Et comme toujours, au lieu de militer pour la refondation proprement dite, le HFI s’en est pris à une personnalité particulière, notamment l’ancien président de la Transition. L’ancien maire de Fianarantsoa ne sait peut être pas que le mouvement du 21 avril dernier a été initié par des élus pour le changement, qui se sont opposés  au vote des textes électoraux controversés, auprès de l’Assemblée nationale. L’élue d’Ikalamavony, femme du leader du HFI, a été en première ligne lors de l’adoption de ce texte.

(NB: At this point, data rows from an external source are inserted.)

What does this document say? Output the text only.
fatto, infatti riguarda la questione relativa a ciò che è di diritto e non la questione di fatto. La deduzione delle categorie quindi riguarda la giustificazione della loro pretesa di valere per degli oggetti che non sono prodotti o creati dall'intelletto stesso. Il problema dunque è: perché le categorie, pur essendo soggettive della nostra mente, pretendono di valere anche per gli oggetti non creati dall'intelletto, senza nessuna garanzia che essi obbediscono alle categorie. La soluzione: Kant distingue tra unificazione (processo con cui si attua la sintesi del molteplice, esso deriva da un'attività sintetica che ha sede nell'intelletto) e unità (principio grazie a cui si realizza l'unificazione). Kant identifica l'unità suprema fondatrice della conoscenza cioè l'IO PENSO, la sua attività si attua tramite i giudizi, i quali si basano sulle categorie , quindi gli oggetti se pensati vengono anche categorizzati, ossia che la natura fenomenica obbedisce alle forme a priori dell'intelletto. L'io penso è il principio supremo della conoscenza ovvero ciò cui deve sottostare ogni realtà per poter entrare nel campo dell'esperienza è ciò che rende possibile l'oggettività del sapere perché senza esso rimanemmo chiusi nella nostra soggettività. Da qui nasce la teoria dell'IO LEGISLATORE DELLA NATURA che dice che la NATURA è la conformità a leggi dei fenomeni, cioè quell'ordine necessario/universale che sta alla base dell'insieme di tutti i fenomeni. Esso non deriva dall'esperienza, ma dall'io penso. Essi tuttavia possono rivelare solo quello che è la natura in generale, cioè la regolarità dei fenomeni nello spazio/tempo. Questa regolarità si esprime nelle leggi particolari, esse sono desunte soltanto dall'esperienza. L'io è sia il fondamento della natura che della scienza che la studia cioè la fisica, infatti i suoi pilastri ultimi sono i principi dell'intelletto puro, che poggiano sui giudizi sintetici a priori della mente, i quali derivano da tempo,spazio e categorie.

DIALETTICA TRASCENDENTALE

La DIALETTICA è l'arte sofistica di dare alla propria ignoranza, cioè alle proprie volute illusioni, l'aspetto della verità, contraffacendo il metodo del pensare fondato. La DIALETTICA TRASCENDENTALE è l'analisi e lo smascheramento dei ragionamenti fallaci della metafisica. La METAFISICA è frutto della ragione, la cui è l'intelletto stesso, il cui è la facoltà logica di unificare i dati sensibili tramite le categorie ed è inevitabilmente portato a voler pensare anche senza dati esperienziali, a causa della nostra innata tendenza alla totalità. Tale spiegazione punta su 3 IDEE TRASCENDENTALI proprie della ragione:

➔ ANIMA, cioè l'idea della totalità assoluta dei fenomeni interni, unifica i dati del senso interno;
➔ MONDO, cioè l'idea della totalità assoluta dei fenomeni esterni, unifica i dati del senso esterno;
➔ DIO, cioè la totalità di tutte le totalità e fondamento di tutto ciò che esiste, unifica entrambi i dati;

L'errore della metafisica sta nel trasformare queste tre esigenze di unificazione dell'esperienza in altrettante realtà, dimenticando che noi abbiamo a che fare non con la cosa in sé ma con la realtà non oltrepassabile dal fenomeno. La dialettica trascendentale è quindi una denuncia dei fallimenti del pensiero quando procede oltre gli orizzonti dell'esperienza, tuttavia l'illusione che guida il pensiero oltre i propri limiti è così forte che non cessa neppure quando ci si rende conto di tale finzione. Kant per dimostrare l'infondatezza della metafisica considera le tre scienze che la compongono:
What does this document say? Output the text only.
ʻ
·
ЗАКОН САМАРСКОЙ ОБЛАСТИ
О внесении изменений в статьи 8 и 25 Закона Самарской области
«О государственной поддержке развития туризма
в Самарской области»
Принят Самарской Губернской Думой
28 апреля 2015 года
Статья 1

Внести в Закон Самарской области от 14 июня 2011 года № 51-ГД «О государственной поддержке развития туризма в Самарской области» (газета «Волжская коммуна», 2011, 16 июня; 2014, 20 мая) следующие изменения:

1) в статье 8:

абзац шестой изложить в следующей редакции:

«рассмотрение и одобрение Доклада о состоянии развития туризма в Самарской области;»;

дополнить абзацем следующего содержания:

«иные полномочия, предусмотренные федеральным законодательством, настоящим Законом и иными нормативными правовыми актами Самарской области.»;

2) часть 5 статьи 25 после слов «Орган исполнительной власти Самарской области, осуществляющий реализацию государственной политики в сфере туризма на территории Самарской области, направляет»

Les partisans de la refondation ont en tout cas promis de remettre le mouvement pour vendredi prochain, sur la même place, en dépit d’une fin de non-recevoir de la part de la Préfecture. «Nous allons déposer une autre demande auprès de la préfecture et nous allons lui donner 48 heures pour émettre son avis. Cependant, nous ne reculerons devant rien. Nous poursuivrons notre lutte», s’est écrié Pety Rakotoniaina devant la clôture du parvis, visiblement délaissé par les grosses pointes du mouvement HFI. Ce leader a fait savoir qu’à part la refondation, le HFI ne veut aucunement des élections et exige le départ du régime actuel.

Absence des syndicalistes

Contrairement aux différentes déclarations émises lors de leurs interventions, les syndicalistes ont été aux abonnés absents hier à Analakely. Aucune pancarte ni banderole symbolisant leur soutien au mouvement n’ont été déployées.

Seuls certains membres de la fédération des détenus politiques comme Riri Be ont été aperçus sur les lieux. Ce dernier a pu parader avec le drapeau national sur le parvis.

En tout cas, malgré cet effet d’annonce, les activités se sont déroulées normalement à Analakely et aux environs. Une situation qui démontre le ras-le-bol des citoyens d’une éventuelle crise au pays. Certainement, la population a envie d’écrire une nouvelle histoire par le biais des élections.